Activated Carbon Water Filter: What Can It Remove?
August 4th, 2018BlogNo Comments »
Activated Carbon Water Filter: What Can It Remove?

Activated carbon is a natural when it comes to removing toxins, bad flavor, and odor from tap water. The compound is made from wood, coal, coconut shells, and other organic materials treated at extremely high temperatures. But understanding how and when an activated carbon water charcoal filter functions can be confusing, and for some, complicated.

How It Functions

Activated carbon water filters are essentially small pieces of carbon. They’re either available as granular or in blocks, and have undergone strict treatment to make them highly porous. A gram of activated carbon can easily cover a surface area of football field. It’s the compound’s surface area that makes it possible for active carbon filters to function effectively in eliminating contaminants and other unwanted substances.

Aside from its surface area, active carbon water filters have varying capacities in terms of the size of contaminants they can eradicate. These can be anywhere from 0.5 microns to as much as 50 micros. The smaller the number, the better it can filter.

Whenever water flows through an activated carbon water charcoal filter, unwanted substances stick to the carbon leading to a cleaner water output. Its efficacy will depend on the temperature and the flow of incoming water. That means smaller activated water carbon filters should be utilized at low pressure and at cold temperatures.

What It Filters and Removes

Activated carbon is high effective in eradicating more than 100 hundred different chemicals and substances. However, it’s not capable of removing anything in tap water.

Based on reports from an environmental agency in the United States, activated benefits of charcoal is the only kind of filter in the world that can remove more than 30 organic contaminants. The same holds true to more than 20 different types of herbicides and pesticides it can filter out.

Trying to comprehend the aspects of water contaminants can be challenging. Hence, it’s essential to only concentrate on certain problems that one can encounter with tap water.

Water Content and Activated Carbon

A majority of tap water systems in North America and Europe are regulated, extensively tested, and certified for drinking. But in order to make this happen, chlorine is thrown in. This could make the water smell and taste bad. Activated charcoal tablets water filters are great in removing chlorine and its associated odor and taste.

One of the most pressing concerns with tap water is the by-products that come with chlorine like THMs, which have been identified to cause cancer. Fortunately, filters with activated carbon can help remove these.

What Can’t Be Filtered

Even with a high number of contaminants that an activated benefits of charcoal filters can remove, there are some contents that it can’t eliminate on its own.  These include:

  • Acids that have been dissolved including salts, minerals, and other metals not considered to be harmful (ex. iron).
  • Microbiological contaminants such as bacteria, cysts, and coliform.
  • Inorganic substances (ex. asbestos).
  • Small traces of radionuclides.

Activated carbon doesn’t completely minimize Total Dissolved Solids (TDS), which is a measurement used in water filtration. The compound isn’t made to sufficiently remove these known substances:

1. Lead

In buildings and areas consisting of old pipes and soft water, there’s a risk of lead blending in with tap water. A typical activated carbon filter isn’t as effective in eradicating this, but there are specialized filters (ex. TAPP 2) that can effectively remove the lead.

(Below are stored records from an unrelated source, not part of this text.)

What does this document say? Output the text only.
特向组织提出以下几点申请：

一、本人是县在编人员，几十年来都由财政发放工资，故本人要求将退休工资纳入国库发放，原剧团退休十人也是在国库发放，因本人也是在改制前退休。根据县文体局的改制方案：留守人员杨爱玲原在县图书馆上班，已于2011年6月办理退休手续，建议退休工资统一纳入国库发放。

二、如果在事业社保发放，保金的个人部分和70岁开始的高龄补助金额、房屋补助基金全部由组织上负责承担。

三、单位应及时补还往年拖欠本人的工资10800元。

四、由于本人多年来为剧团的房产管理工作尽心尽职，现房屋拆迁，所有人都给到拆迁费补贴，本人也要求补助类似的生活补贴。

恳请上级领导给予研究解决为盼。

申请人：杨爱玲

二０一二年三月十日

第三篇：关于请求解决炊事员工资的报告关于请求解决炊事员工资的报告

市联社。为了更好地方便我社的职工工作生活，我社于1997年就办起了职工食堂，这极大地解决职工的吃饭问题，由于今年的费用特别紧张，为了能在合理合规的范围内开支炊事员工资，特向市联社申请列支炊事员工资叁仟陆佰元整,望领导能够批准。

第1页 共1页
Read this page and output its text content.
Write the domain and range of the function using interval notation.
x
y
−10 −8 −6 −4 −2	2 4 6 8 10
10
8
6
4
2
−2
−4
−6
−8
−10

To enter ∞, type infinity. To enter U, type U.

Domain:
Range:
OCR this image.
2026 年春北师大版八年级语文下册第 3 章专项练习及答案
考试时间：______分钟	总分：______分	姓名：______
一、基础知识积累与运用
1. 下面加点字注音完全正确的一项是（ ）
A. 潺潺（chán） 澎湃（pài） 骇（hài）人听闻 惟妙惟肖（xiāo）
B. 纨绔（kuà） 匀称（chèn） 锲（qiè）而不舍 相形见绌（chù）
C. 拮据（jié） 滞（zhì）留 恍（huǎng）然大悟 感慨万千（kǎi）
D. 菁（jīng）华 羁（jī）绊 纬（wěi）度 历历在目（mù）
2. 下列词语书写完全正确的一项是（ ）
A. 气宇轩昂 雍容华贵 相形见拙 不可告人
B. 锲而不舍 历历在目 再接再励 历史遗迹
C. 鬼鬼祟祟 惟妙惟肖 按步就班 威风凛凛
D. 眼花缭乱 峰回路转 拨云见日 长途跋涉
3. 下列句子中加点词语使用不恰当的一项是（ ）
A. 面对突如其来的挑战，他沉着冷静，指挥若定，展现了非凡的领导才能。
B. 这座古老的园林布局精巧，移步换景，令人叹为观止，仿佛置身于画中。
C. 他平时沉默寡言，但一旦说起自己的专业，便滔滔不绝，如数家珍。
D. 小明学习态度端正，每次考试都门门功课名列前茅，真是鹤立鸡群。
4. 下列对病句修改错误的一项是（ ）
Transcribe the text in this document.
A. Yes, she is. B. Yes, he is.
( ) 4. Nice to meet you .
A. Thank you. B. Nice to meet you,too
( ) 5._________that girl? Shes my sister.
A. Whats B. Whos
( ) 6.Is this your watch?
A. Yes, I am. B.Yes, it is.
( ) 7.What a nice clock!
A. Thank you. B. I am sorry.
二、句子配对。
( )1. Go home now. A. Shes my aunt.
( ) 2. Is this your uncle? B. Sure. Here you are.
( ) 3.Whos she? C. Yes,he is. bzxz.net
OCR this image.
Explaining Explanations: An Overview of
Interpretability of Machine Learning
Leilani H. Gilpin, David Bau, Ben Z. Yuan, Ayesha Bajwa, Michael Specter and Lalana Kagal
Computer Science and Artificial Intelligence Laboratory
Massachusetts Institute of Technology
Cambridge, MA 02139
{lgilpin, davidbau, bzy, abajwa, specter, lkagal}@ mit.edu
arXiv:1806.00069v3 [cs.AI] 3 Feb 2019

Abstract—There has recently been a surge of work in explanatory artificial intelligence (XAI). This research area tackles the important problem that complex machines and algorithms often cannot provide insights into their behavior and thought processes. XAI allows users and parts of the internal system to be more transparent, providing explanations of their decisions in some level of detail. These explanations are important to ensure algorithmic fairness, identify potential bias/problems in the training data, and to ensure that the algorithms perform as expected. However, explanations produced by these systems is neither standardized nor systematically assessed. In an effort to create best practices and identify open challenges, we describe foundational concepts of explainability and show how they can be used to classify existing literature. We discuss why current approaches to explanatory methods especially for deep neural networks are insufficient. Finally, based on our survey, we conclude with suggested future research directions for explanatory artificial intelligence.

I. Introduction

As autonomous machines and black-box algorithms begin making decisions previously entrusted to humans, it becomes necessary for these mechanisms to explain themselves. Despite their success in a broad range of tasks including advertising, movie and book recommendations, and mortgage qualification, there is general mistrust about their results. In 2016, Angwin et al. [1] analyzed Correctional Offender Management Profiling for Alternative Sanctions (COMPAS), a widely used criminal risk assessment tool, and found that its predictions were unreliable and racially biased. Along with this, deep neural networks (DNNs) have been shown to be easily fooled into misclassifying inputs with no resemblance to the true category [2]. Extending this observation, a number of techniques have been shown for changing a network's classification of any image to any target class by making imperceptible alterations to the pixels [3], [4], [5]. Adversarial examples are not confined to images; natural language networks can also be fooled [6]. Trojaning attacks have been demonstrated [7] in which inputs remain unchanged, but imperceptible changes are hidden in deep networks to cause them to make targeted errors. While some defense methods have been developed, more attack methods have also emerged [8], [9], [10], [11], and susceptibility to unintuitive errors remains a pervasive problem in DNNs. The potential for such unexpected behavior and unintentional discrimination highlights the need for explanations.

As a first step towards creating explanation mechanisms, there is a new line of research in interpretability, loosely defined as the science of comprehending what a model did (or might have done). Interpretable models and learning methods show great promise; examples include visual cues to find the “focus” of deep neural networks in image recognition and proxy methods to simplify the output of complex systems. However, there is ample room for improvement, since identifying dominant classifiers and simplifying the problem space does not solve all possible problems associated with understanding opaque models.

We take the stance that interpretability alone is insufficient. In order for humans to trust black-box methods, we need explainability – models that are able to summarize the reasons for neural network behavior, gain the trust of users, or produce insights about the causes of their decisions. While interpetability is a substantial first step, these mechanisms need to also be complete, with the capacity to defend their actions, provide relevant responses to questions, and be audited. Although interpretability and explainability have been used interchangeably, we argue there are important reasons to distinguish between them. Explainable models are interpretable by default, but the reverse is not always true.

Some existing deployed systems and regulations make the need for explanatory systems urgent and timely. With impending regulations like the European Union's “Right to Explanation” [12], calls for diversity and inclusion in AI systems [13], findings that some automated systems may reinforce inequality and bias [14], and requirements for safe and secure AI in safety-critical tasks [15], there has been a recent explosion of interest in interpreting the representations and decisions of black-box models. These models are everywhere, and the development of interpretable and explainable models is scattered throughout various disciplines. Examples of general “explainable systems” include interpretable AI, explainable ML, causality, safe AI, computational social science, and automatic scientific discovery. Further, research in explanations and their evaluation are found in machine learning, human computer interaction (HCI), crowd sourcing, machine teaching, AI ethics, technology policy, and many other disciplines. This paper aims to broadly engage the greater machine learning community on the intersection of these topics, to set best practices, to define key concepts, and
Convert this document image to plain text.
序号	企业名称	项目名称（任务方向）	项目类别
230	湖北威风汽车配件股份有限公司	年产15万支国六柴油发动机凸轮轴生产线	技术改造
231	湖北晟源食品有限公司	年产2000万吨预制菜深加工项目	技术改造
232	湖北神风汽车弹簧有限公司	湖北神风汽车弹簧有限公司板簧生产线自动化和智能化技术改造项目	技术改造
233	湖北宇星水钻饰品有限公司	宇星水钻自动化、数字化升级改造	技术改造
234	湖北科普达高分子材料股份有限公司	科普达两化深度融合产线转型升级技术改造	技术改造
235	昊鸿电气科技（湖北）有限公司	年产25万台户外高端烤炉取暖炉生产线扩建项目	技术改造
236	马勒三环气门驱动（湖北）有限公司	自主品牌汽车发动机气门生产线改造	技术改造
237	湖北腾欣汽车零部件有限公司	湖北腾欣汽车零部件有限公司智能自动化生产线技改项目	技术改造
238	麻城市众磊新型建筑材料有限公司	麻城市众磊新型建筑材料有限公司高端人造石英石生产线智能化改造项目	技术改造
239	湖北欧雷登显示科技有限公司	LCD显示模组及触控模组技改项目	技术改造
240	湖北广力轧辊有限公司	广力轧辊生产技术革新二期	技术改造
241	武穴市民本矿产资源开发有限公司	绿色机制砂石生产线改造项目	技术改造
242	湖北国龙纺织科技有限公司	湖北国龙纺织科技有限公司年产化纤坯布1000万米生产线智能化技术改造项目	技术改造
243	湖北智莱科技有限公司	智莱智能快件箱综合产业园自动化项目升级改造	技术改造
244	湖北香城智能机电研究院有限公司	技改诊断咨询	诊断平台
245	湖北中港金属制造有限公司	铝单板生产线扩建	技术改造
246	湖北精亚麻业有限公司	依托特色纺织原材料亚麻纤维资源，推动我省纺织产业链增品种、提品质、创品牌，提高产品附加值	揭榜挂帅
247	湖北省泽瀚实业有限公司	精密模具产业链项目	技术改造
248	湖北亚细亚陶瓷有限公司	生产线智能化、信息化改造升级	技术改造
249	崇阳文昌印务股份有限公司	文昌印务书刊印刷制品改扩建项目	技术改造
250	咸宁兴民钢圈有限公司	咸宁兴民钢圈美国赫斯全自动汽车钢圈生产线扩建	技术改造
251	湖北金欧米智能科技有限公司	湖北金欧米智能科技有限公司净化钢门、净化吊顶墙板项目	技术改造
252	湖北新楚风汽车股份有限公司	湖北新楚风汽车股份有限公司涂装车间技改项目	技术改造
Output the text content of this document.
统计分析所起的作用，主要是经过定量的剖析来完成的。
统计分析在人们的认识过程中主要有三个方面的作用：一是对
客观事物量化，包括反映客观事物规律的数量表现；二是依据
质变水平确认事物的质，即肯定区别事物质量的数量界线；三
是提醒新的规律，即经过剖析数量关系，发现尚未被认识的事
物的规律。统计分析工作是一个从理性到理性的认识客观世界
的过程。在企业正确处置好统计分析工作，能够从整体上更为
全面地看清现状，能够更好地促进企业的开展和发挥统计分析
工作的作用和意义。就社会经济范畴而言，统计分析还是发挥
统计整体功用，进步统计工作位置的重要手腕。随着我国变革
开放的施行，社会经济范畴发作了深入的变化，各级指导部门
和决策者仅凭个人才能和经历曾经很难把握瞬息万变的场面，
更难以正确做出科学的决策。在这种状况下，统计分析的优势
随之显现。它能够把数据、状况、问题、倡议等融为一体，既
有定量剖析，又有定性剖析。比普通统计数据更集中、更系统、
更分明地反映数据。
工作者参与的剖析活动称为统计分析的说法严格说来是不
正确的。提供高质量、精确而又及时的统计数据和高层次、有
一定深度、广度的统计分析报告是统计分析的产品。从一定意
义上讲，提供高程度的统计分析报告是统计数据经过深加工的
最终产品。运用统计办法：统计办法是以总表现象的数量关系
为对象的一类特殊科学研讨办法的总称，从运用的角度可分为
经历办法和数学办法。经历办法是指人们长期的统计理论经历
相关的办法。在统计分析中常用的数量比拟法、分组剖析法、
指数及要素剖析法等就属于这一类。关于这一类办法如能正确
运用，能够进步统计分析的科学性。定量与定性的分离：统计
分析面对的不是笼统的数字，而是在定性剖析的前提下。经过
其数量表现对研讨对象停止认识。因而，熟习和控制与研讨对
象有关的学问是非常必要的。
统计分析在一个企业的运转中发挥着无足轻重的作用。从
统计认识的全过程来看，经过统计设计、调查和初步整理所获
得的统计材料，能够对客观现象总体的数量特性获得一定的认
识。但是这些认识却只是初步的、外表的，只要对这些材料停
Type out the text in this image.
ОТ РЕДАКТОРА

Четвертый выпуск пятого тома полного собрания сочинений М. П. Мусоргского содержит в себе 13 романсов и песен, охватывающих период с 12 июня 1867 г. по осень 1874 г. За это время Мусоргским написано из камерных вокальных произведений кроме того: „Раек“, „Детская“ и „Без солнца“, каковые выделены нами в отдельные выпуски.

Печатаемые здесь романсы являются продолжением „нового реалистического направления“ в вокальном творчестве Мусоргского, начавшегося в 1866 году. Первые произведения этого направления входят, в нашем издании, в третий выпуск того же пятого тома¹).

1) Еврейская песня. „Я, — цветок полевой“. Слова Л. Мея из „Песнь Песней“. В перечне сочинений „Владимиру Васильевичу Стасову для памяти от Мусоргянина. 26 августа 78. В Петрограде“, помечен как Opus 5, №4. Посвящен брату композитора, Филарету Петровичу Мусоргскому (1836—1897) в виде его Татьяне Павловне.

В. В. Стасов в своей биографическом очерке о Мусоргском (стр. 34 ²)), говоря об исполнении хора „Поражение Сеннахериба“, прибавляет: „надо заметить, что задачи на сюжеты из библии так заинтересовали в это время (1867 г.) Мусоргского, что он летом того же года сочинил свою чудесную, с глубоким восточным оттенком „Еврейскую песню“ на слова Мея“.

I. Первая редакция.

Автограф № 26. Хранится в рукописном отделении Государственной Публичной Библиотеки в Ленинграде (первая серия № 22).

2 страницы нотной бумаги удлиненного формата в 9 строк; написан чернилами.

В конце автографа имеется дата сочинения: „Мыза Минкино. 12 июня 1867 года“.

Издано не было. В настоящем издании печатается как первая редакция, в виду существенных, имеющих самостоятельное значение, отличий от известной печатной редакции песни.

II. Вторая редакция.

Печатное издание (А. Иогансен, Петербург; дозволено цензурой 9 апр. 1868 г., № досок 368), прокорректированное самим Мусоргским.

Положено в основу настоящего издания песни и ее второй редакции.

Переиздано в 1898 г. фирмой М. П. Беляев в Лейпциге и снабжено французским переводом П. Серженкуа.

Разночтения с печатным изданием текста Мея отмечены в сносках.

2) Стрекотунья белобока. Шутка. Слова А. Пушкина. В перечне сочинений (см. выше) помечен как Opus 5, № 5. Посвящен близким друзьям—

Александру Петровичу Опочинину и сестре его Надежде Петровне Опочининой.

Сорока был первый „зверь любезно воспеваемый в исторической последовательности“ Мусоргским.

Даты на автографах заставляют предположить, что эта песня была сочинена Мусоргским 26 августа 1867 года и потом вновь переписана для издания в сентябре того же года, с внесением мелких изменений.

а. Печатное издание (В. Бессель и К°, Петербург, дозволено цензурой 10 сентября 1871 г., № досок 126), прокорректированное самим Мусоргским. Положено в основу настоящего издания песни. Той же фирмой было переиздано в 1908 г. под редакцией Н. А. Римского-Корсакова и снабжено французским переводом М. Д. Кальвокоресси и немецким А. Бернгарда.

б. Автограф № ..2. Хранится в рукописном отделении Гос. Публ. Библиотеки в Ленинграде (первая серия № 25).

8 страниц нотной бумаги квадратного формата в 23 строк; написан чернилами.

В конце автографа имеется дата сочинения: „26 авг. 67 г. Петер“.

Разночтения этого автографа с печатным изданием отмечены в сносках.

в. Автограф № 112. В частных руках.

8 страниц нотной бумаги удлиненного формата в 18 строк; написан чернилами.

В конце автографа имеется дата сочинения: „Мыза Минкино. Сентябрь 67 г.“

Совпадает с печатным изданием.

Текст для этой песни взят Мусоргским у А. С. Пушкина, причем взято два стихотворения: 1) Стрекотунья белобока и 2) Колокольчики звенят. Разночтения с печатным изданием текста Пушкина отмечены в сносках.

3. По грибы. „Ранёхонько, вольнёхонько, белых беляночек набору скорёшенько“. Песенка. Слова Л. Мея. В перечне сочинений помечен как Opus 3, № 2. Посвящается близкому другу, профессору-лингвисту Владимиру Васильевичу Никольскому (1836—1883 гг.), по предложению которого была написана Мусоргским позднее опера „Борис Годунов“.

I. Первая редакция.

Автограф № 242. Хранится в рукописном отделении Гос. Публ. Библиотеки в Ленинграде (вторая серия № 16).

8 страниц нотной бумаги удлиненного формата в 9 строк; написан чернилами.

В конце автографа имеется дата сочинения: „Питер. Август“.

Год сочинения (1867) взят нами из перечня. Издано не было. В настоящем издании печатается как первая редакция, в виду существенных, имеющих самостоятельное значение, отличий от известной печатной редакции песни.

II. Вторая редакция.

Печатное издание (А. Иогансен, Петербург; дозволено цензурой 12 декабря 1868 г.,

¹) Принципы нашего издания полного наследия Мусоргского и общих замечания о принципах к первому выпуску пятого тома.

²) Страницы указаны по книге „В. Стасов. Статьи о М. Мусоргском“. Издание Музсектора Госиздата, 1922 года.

2.Microbiological contaminants

This happens to be one of the most known water issues found in less developed nations. Such contaminants have led to waterborne GI diseases (ex. diarrhea) that most Western tourists aren’t accustomed to. Activated carbon water filters aren’t sufficient enough to eradicating such contaminants.


This substance is commonly found in areas where groundwater is contaminated. While an activated carbon uses water filter can remove as much as 70% of arsenic in water, it’s not enough in places where arsenic is deemed a major threat.

If one’s local water has more of than one of these substances, then it’s imperative to have a filter that would reduce the arsenic to a safer level. For the most part, that would mean mixing activated carbon water filter with other filters like Ion Exchange.

Filtration with Limitations

Activated carbon is an excellent technology for filtering water and solving most issues with it. Hence, t’s essential to understand the fundamental capabilities and restrictions of an activated carbon uses. If one is uncertain of how an activated carbon water filter works, contact the manufacturer or talk to the salesperson so they can answer your inquiries.